Friday, April 11, 2008

Blood.

Rambo was a brutal tale of vicious cruelty and unspeakable horror, and yet I left the cinema smiling. Is there something wrong with me, the film, or both?

And in other movie news, [Warning: There Will Be Spoilers] I went to a lunch time session of There Will Be Blood today with Kate and a gaggle of senior citizens. And I've got to say, what it is with old people these days? They gripe and moan about the poor manners of today's youth, but whose mobile phone was that jangling away at the very key climactic moment of the film?! And who was that ANSWERING THE PHONE as a man was BLUDGEONED TO DEATH with a bowling pin? And who was that loudly REPEATING "Hello, hello?" down the line as he struggled to overcome the poor reception within the cinema? It wasn't me, I can tell you. And after several furious glares and a terse, "Seriously?!" finally got the old man to close his phone, I turned back to the screen to get one line of dialogue and the credits were rolling!

There Was Almost Blood.

Well, not really. I'm quite a non-confrontational person, but way to sabotage the emotional climax of the film. I'm always surprised when people answer their phones in cinemas. Especially when it's a member of the older generation who are supposed to be paragons of politeness. I guess for them it's just techno-fear most of the time though – the device controlling them instead of the other way around – and they actually would turn it off... if they could only work out how. Sigh.

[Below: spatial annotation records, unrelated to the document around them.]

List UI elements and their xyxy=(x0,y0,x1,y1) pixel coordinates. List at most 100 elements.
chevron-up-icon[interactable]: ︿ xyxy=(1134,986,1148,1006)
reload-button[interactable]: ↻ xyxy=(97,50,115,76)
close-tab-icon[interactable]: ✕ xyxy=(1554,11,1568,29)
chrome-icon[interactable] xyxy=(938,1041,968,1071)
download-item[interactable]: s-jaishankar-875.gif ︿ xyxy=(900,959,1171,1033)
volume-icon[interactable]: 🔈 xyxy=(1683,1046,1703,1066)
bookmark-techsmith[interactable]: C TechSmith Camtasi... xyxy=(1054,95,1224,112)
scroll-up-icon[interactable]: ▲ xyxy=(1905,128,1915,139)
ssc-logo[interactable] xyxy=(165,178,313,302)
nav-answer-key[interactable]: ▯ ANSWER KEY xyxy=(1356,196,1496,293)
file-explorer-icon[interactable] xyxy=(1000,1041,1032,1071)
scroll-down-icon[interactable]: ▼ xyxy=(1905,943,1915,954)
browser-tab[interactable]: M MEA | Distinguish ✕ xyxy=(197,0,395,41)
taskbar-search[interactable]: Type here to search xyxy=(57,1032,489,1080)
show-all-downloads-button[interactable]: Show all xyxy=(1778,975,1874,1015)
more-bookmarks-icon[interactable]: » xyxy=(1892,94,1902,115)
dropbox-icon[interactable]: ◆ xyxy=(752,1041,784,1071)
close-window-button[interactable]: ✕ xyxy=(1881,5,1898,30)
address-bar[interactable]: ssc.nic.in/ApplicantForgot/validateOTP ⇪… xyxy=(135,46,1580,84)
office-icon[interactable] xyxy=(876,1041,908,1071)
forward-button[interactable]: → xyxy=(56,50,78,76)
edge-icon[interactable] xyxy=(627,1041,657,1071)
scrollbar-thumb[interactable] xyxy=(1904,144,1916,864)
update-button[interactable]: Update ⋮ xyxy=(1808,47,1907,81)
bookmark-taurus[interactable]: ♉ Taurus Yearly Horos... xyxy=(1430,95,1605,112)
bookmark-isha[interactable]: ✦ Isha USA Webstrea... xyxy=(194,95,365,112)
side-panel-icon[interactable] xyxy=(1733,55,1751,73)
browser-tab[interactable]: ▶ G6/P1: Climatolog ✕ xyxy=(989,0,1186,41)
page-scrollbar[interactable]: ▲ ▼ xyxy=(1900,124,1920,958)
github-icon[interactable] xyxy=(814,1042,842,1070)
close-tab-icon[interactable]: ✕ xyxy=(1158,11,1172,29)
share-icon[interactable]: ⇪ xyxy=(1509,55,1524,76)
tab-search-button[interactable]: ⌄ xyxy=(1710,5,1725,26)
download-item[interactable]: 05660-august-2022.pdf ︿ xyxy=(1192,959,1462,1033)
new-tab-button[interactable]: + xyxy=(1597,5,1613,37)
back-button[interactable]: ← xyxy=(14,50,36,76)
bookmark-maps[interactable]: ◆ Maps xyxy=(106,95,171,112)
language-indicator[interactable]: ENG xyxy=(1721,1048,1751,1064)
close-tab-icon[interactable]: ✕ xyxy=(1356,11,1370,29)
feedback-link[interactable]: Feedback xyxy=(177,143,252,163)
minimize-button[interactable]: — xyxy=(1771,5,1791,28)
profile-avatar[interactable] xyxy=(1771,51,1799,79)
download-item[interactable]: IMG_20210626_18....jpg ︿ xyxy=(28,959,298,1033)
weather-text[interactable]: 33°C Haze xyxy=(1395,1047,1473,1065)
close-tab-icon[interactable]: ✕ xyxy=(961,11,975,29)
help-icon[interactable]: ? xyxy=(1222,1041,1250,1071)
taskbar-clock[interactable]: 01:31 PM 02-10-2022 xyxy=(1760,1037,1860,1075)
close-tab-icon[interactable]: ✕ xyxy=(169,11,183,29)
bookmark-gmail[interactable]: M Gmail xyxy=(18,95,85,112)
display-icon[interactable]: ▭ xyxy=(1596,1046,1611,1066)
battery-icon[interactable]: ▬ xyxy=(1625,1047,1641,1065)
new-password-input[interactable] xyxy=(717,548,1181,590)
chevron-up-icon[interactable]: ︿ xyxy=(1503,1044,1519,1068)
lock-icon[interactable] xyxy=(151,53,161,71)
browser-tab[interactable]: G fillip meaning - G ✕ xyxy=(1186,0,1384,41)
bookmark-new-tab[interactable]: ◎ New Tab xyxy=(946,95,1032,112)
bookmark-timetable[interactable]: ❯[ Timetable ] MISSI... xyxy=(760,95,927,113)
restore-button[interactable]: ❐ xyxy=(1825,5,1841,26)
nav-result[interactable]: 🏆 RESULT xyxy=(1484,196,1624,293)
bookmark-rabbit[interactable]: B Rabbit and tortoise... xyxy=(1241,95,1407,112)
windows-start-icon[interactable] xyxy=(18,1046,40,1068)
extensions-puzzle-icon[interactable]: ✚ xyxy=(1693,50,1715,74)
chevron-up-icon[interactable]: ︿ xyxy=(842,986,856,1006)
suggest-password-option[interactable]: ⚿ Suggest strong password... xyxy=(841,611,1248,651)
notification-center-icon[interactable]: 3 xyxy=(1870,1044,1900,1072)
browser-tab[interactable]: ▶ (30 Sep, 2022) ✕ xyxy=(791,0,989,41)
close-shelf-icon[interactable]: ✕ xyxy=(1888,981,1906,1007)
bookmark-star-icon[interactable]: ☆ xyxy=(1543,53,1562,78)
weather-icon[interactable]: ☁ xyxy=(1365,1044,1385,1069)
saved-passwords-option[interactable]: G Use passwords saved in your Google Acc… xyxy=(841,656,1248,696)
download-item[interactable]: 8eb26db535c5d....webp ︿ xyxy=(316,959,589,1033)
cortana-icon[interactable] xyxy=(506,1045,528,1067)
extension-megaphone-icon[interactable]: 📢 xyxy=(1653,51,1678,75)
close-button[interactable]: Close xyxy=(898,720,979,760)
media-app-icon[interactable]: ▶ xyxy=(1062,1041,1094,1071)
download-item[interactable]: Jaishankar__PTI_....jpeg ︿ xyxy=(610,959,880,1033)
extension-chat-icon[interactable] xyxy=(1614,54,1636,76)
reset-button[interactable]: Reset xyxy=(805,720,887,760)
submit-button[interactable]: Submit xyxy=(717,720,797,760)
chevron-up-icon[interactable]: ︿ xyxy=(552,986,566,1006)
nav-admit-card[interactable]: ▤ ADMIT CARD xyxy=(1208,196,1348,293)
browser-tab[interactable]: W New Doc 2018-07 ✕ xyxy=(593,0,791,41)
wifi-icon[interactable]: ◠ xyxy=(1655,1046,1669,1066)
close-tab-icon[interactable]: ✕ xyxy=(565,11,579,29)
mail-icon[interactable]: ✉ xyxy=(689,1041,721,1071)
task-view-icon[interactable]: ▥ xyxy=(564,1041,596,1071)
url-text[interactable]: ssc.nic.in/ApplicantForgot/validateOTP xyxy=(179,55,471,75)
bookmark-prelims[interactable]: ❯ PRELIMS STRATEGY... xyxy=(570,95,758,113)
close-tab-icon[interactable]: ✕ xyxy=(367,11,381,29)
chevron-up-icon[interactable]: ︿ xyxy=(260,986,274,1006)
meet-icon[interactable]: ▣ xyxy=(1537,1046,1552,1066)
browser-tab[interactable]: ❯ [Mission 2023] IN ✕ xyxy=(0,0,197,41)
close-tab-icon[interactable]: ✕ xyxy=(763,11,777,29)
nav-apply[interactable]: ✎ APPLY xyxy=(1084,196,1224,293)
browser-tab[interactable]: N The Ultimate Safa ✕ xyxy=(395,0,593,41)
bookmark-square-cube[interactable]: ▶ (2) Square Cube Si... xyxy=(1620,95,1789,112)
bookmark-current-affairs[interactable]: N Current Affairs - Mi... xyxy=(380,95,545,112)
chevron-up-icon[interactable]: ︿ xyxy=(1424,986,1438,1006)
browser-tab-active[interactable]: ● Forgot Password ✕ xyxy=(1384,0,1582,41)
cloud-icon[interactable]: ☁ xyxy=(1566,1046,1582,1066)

Actually, speaking of irritations you'll see Only At The Movies, I've never understood the need for the torch-lit patrols an employee is seemingly required to walk at regular intervals throughout a session. Because it's not at all distracting, is it – someone walking around a darkened room waving a torch all over the place – and sometimes all it takes is one distracted glance away from the screen before you're scratching your head asking, "What was that about Rosebud?"

Are they checking for termites? Fires? Escaped convicts? Terrorists who've snuck to unleash hell on the 9:35 session of Love Actually? Or is it just to let us know that it may be dark, children, but don't even think about putting your feet on the seats or taking out any non-Candy Bar contraband you've smuggled in, because we will catch you and we will be crackin' skulls.

I'm sure it's some form of legal bottom-covering madness, but I can't for the life of me think what?

Actually, another bit of blood-related movieness just occurred to me: if you haven't already heard, Sweeny Todd: The Demon Barber of Fleet Street is a MUSICAL! I had absolutely no idea as I hate musicals and try to be as ill-informed regarding them as possible. All I heard was Tim Burton, Johnny Depp, Alan Rickman, Helena Bonham Carter and that was all I needed to hear. If only I'd probed a little deeper I might have learned that the film was based on a musical, and that right from Scene One the characters would be swanning around singing most of their lines. Argh! Even Alan Rickman the magnificent! No Alan, please, NO! Don't do IT! ARGH! Thankfully Alan maintained his dignity by keeping his musical numbers to a minimum, but still.

It may not have been the horror film Tim Burton expected it to be, but oh yes, a HORROR IT WAS!

Thursday, April 10, 2008

Resuming Your Regularish Transmission.

Jesus might have survived 40 days alone in the wilderness, and Noah 40 days adrift on the ocean, but I'd like to see either of them do 40 days with no Internet. I bet if Satan had turned up offering the kingdoms of the world and their splendor, plus a chance to check his email, Jesus would have folded in a second.

Yep, Internet's back on at home, and not a moment too soon. Blogging old school style with pen and paper was getting tiresome. Especially writing out the hyperlinks. Now, at last, things can get back to normal, and I can start receiving Zombie vs Ninjas/Which Vegetable Are You/Friday Drinks/Your Entourage/My Aquarium/Poke Pro/You're a Hottie/Hot Eligible Singles/Hotness Scale requests on Facebook again...

Hmm, maybe there's been a silver lining after all...

I'll transcribe and post 'em for your continuing edification as I get the chance. The dates won't be right, but then who but JJ checks the dates anyway?